えっ、見えないからって全裸プレイを楽しんでいたのか、ドン引きですわ。
「痴女?」
「違います! 私の透過は全身が透明化して相手の攻撃も当たらなくなります。服を着たままでも透過は可能なのですが、体に触れている物が多いと体力の消耗が激しいので、全裸状態なら一日中透過していられるのです!」
ああ、だから首から上しか姿を見せないのか。しかし、透過か。これも便利な能力だ。彼女がここまで生き延びることができた理由がわかり始めてきたよ。
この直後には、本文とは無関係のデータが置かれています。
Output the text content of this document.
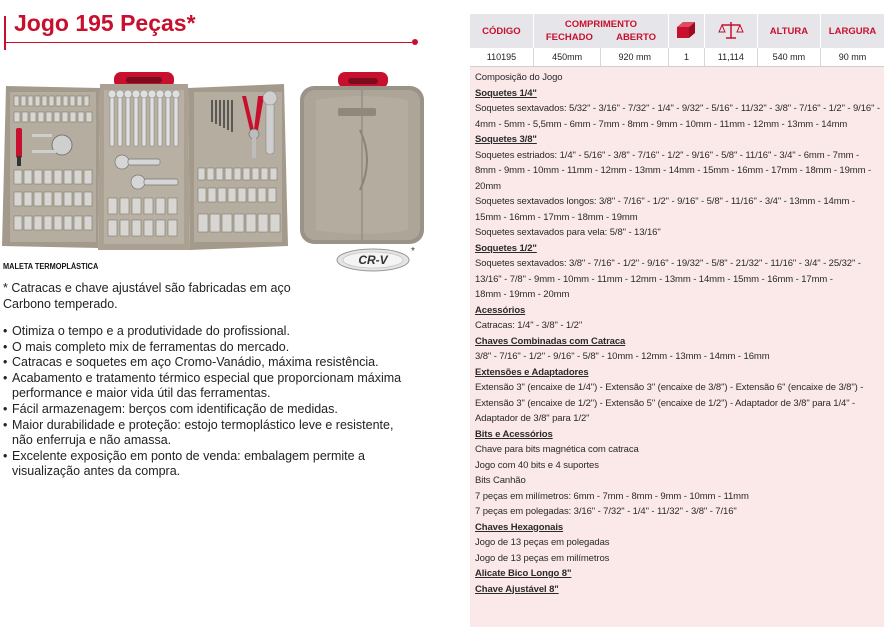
Jogo 195 Peças*
CR-V
*
MALETA TERMOPLÁSTICA
* Catracas e chave ajustável são fabricadas em aço Carbono temperado.
• Otimiza o tempo e a produtividade do profissional.
• O mais completo mix de ferramentas do mercado.
• Catracas e soquetes em aço Cromo-Vanádio, máxima resistência.
• Acabamento e tratamento térmico especial que proporcionam máxima performance e maior vida útil das ferramentas.
• Fácil armazenagem: berços com identificação de medidas.
• Maior durabilidade e proteção: estojo termoplástico leve e resistente, não enferruja e não amassa.
• Excelente exposição em ponto de venda: embalagem permite a visualização antes da compra.
CÓDIGO	COMPRIMENTO
FECHADO ABERTO			ALTURA	LARGURA
110195	450mm 920 mm	1	11,114	540 mm	90 mm
Composição do Jogo
Soquetes 1/4"
Soquetes sextavados: 5/32" - 3/16" - 7/32" - 1/4" - 9/32" - 5/16" - 11/32" - 3/8" - 7/16" - 1/2" - 9/16" - 4mm - 5mm - 5,5mm - 6mm - 7mm - 8mm - 9mm - 10mm - 11mm - 12mm - 13mm - 14mm
Soquetes 3/8"
Soquetes estriados: 1/4" - 5/16" - 3/8" - 7/16" - 1/2" - 9/16" - 5/8" - 11/16" - 3/4" - 6mm - 7mm - 8mm - 9mm - 10mm - 11mm - 12mm - 13mm - 14mm - 15mm - 16mm - 17mm - 18mm - 19mm - 20mm
Soquetes sextavados longos: 3/8" - 7/16" - 1/2" - 9/16" - 5/8" - 11/16" - 3/4" - 13mm - 14mm - 15mm - 16mm - 17mm - 18mm - 19mm
Soquetes sextavados para vela: 5/8" - 13/16"
Soquetes 1/2"
Soquetes sextavados: 3/8" - 7/16" - 1/2" - 9/16" - 19/32" - 5/8" - 21/32" - 11/16" - 3/4" - 25/32" - 13/16" - 7/8" - 9mm - 10mm - 11mm - 12mm - 13mm - 14mm - 15mm - 16mm - 17mm -
18mm - 19mm - 20mm
Acessórios
Catracas: 1/4" - 3/8" - 1/2"
Chaves Combinadas com Catraca
3/8" - 7/16" - 1/2" - 9/16" - 5/8" - 10mm - 12mm - 13mm - 14mm - 16mm
Extensões e Adaptadores
Extensão 3" (encaixe de 1/4") - Extensão 3" (encaixe de 3/8") - Extensão 6" (encaixe de 3/8") - Extensão 3" (encaixe de 1/2") - Extensão 5" (encaixe de 1/2") - Adaptador de 3/8" para 1/4" - Adaptador de 3/8" para 1/2"
Bits e Acessórios
Chave para bits magnética com catraca
Jogo com 40 bits e 4 suportes
Bits Canhão
7 peças em milímetros: 6mm - 7mm - 8mm - 9mm - 10mm - 11mm
7 peças em polegadas: 3/16" - 7/32" - 1/4" - 11/32" - 3/8" - 7/16"
Chaves Hexagonais
Jogo de 13 peças em polegadas
Jogo de 13 peças em milímetros
Alicate Bico Longo 8"
Chave Ajustável 8"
食料を殆ど必要とせずにずっと姿を消して、他のプレイヤーたちが挑む姿を観察し続けていた。
「慎重になり過ぎたってわけか」
俺の問いかけに返事はなかったが、大きくため息を吐く姿が全てを物語っていた。
「充分な考察を終えて次のチャンスを窺っていたら、全然プレイヤーが来なかったと。俺は何日ぶりの来客なんだ」
「二ヶ月ぶりです」
「あんたはここに潜んでからどれぐらいの月日が流れたんだ」
その答えによって相手の性格がある程度は掴める。どこまで慎重なタイプなのか。半年近くいたとしたら、相当に辛抱強い性格だが。
「約、一年でしょうか……」
今度は俺が呆気にとられて声を出すことができなかった。